The average gross fixed rent of first-storey retail property in the Orchard/Scotts belt fell by 0.2 per cent to S$40.10 per square foot per month in the first quarter from a year earlier, said DTZ.
“Retailers are facing a tighter labour market which may restrict their capacity to expand operations and take up new space,” according to DTZ’s analysis.
“Retailers also have to contend with rising oil prices, which may affect the cost of goods and profitability.”
Chua Chor Hoon, Head of DTZ Asia Pacific Research, said: “The government’s measures to cool the residential sector and warnings against unauthorised use of industrial space are directing more investor interest to the retail sector which has relatively little space available for sale.”
“Retail yields are thus expected to fall as rents come under downward pressure,” Ms Chua said in a statement.

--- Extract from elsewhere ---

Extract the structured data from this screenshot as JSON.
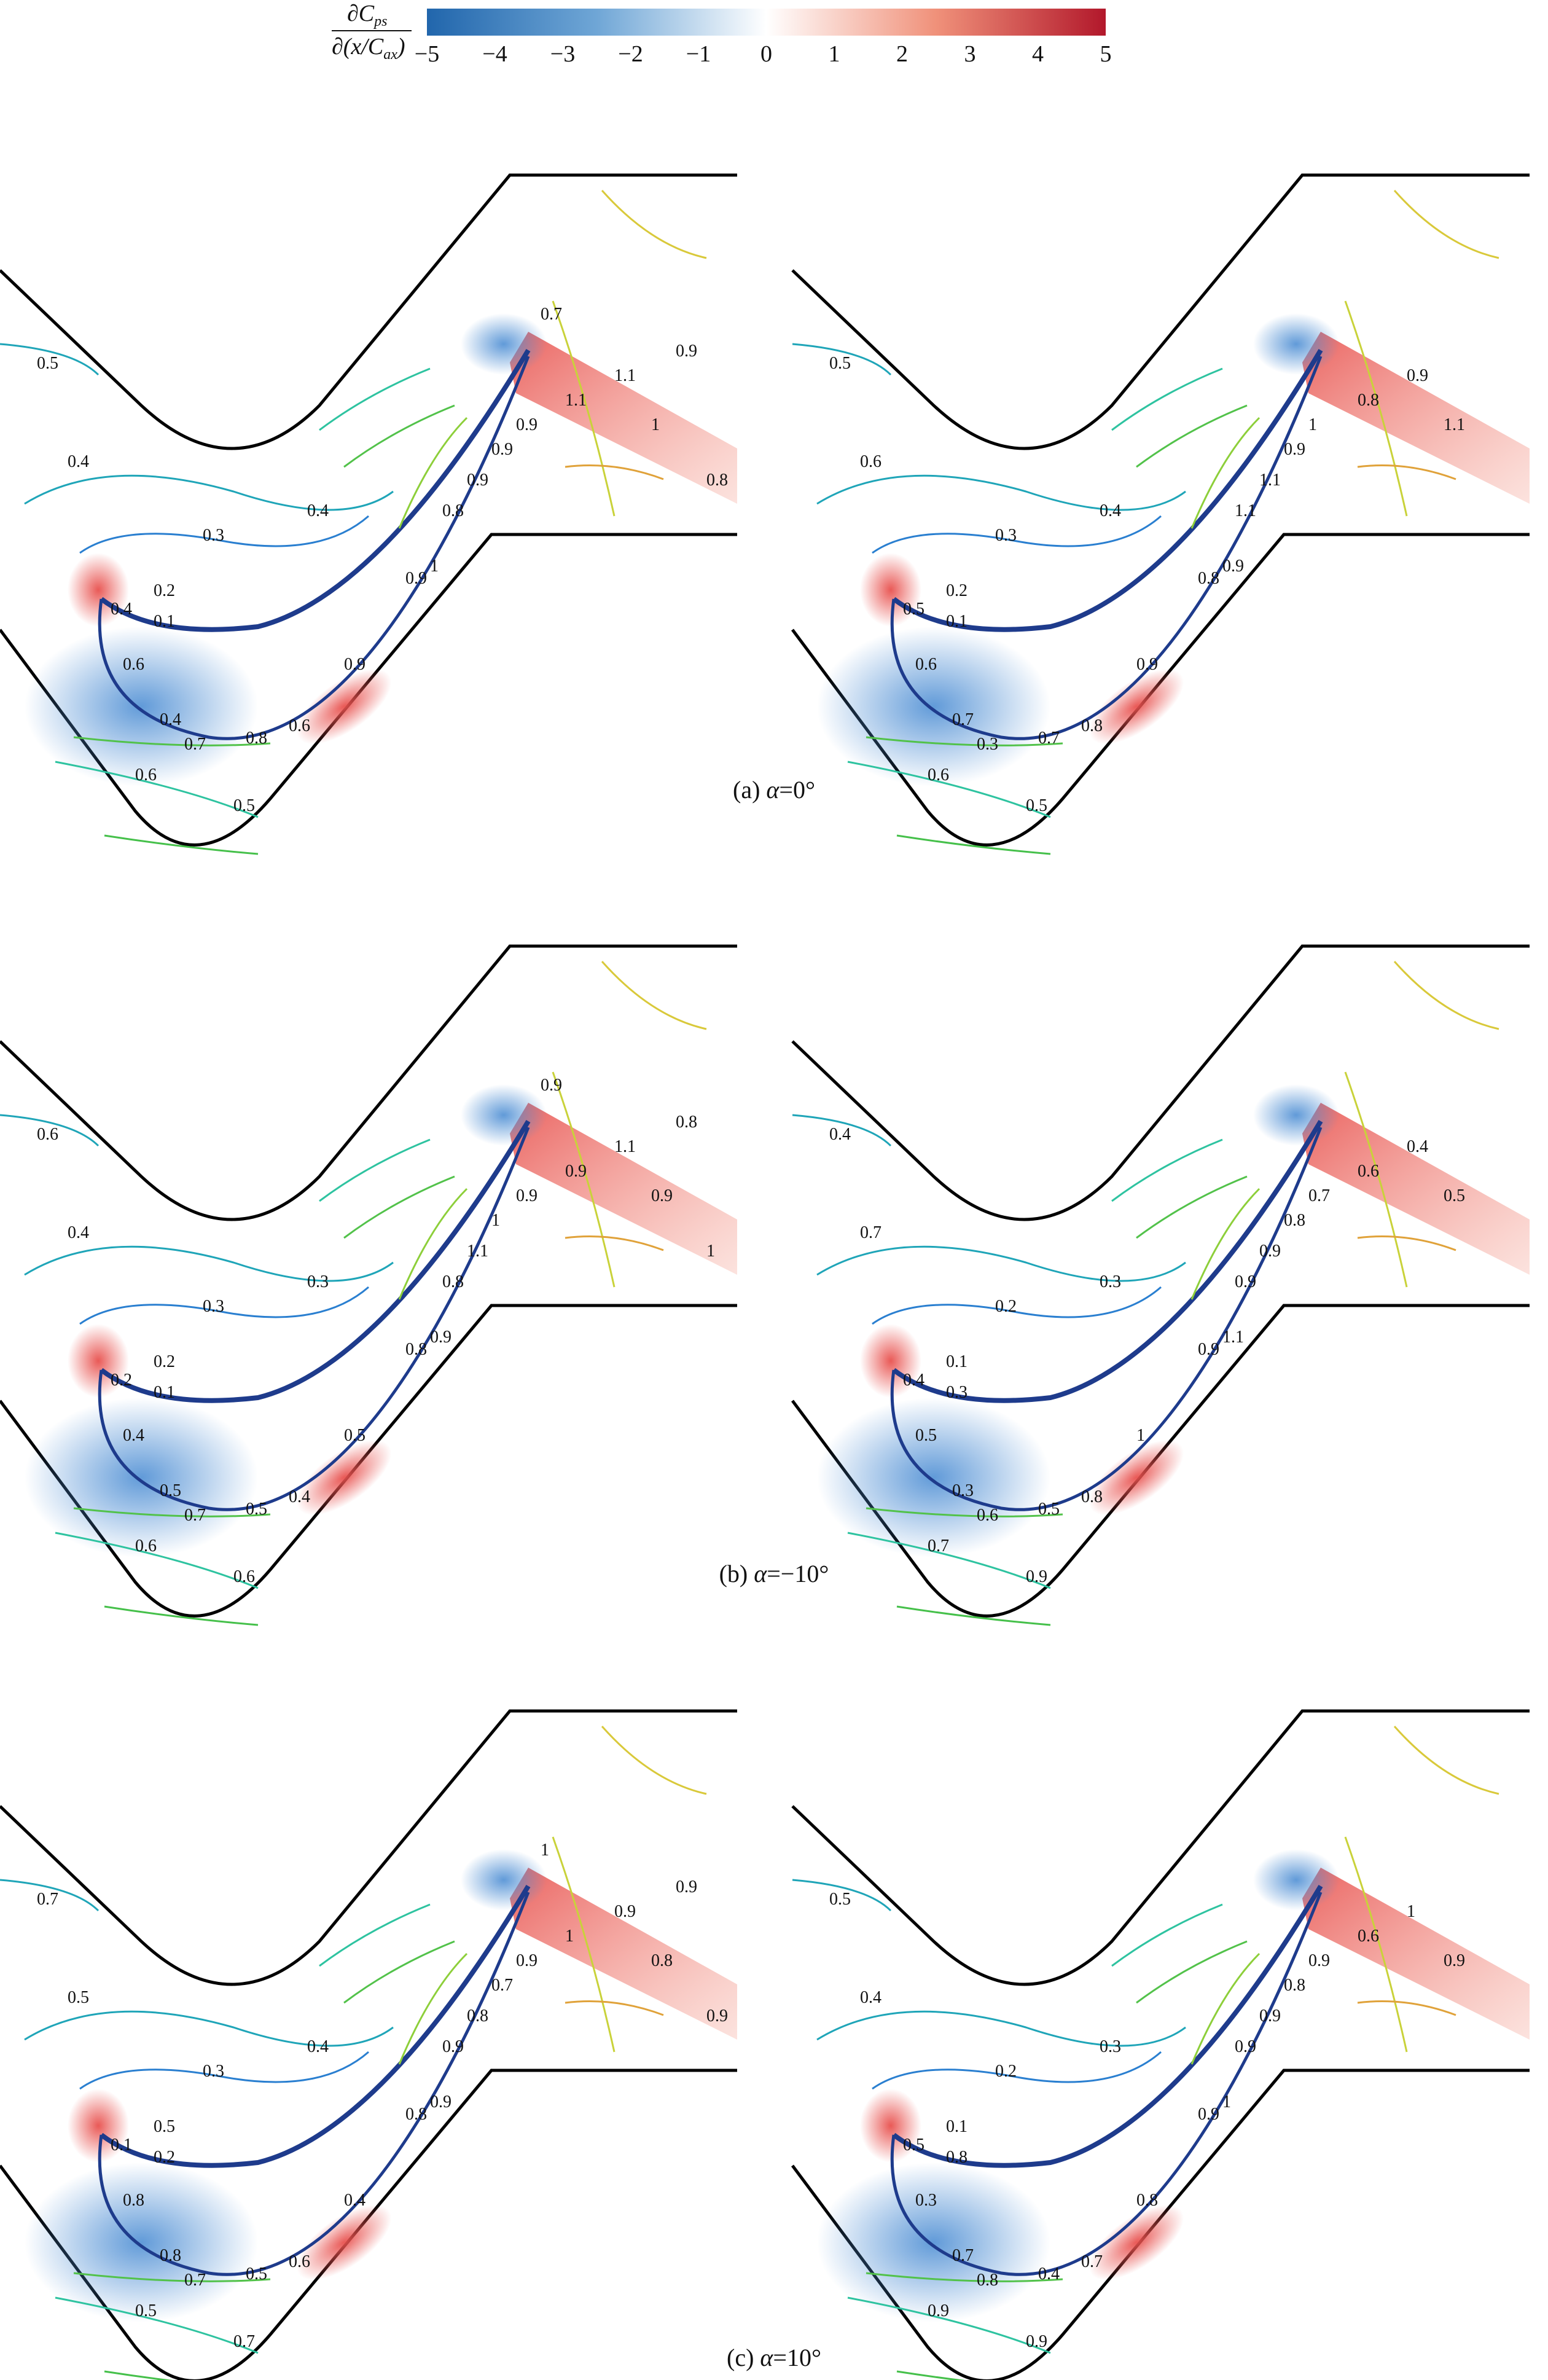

The conversion of offices to retail space at the Atrium@Orchard, the completion of orchardgateway and the redevelopment of 268 Orchard Rd are expected to add an equivalent of five per cent of current retail space.
Still, DTZ said prices of first-storey retail space in the Orchard area rose 2.0 per cent in the first quarter, despite the slowdown in the economy. It cites a limited supply of properties on sale.